Following the PA's detachment from the aorta, the portion closest to the pulmonary valve is marked with a clamp. While dissecting on the lateral side, the surgeon must be cognizant of the left anterior descending coronary artery and the first septal.
The anterior right ventricle is divided and the posterior right ventricular muscle is partly scored after creating an opening into the RVOT. The pulmonary artery root is then cut out and separated. After gently removing the Ostia with buttons from the original aorta, the aortic valve and root are removed next.

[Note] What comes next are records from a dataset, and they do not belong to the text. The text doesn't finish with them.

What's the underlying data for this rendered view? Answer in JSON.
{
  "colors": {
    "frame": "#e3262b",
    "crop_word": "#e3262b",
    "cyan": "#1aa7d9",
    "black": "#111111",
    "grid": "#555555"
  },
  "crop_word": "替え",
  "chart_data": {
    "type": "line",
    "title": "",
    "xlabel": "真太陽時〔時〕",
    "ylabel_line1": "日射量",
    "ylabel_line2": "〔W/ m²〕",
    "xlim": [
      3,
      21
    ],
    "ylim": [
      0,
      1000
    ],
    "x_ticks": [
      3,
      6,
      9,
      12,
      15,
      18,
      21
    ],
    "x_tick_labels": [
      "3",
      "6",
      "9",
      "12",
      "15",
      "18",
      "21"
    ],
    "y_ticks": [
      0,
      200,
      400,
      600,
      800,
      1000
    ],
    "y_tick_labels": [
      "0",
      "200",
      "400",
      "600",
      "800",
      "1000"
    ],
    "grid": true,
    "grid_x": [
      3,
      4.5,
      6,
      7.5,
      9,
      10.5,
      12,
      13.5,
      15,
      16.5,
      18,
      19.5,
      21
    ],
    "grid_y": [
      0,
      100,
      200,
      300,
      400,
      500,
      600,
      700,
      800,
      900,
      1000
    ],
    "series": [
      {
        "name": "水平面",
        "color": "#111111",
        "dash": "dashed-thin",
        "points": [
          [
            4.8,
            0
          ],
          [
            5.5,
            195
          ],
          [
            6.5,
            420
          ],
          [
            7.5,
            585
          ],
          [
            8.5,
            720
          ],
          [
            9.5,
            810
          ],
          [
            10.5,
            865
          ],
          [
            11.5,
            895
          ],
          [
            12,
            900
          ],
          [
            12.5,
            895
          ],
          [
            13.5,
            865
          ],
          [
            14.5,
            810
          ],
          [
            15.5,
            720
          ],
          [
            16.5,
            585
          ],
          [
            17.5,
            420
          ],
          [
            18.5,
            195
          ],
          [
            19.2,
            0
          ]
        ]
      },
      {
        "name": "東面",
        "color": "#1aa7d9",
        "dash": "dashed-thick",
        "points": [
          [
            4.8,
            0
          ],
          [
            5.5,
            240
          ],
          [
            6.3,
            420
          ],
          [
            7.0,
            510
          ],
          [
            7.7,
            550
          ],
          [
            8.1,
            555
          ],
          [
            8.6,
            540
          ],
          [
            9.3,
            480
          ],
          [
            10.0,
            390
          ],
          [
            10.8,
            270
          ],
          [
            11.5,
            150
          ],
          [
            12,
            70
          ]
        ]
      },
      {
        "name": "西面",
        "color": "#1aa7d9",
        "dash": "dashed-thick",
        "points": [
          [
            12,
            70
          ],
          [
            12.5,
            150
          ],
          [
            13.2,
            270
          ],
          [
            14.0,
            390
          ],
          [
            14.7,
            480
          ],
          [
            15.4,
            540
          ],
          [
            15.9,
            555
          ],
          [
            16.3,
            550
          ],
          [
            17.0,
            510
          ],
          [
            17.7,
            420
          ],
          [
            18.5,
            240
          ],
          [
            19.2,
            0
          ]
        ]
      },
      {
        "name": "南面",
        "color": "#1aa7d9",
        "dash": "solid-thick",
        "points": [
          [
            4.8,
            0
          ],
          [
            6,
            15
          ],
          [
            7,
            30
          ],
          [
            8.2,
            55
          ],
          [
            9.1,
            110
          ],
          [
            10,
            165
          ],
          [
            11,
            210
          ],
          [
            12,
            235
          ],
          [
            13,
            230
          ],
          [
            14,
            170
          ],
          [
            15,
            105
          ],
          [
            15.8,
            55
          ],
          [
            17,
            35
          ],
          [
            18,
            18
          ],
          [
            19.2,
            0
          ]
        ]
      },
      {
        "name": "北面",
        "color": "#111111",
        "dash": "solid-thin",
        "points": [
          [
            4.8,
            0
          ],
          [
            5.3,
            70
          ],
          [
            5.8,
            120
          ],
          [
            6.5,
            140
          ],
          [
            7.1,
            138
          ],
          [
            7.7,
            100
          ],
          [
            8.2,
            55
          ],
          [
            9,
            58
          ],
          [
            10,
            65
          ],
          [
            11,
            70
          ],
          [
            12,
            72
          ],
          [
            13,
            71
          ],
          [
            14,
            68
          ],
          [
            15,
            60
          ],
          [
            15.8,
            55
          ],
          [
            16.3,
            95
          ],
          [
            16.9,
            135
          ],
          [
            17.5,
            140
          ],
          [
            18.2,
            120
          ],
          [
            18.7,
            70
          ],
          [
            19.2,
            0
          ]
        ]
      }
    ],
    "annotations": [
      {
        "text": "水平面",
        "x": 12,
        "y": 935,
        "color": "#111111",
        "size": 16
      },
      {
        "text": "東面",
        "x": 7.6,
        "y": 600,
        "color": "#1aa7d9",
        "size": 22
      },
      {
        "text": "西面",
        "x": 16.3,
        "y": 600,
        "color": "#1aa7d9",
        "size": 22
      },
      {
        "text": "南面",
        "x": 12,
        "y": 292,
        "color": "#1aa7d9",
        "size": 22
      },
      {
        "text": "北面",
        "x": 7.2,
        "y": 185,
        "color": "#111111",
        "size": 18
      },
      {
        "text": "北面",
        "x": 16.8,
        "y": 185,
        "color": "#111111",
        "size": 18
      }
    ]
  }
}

After the pulmonary valve has been taken out, the aortic root implant is sized and prepped.
The pulmonic autograft is now anastomosed to the LVOT, the right and left coronary arteries are reimplanted onto the autograft, the pulmonic autograft is then anastomosed at its proximal end, and hemostasis is established.
The pulmonary root is then implanted with a cryopreserved pulmonary homograft that has been appropriately trimmed. Transesophageal echocardiography is performed to evaluate the function of the autograft and the homograft after weaning from cardiopulmonary bypass.
To confirm that the aortic and pulmonary valves are both operating correctly before discharge, an echocardiography is performed once more. After that, echos are used to check on patients every 4-6 weeks. Prior to any surgery, it's critical to give patients antibiotics.
Clinical Relevance
Numerous investigations have demonstrated that this technique has a very low death rate and long-term therapeutic success.
This method avoids the requirement for oral anticoagulation, which would have been required for this specific set of patients since they would have required mechanical valves because it employs biological valves instead of those.
Additionally, the Ross surgery can delay aortic valve replacement by up to 20 years. There are likely two causes for this. One is that the pulmonary valve used to replace the aortic valve can expand as the patient grows, and the other is that the right side of the heart has lower pressures, which puts less strain on the pulmonary valve replacement and, as a result, lowers the failure rate.
Overall, this technique is a great way for kids and young people to increase survival. It is still the only procedure that enables the replacement of the aortic valve with a live valve substitute.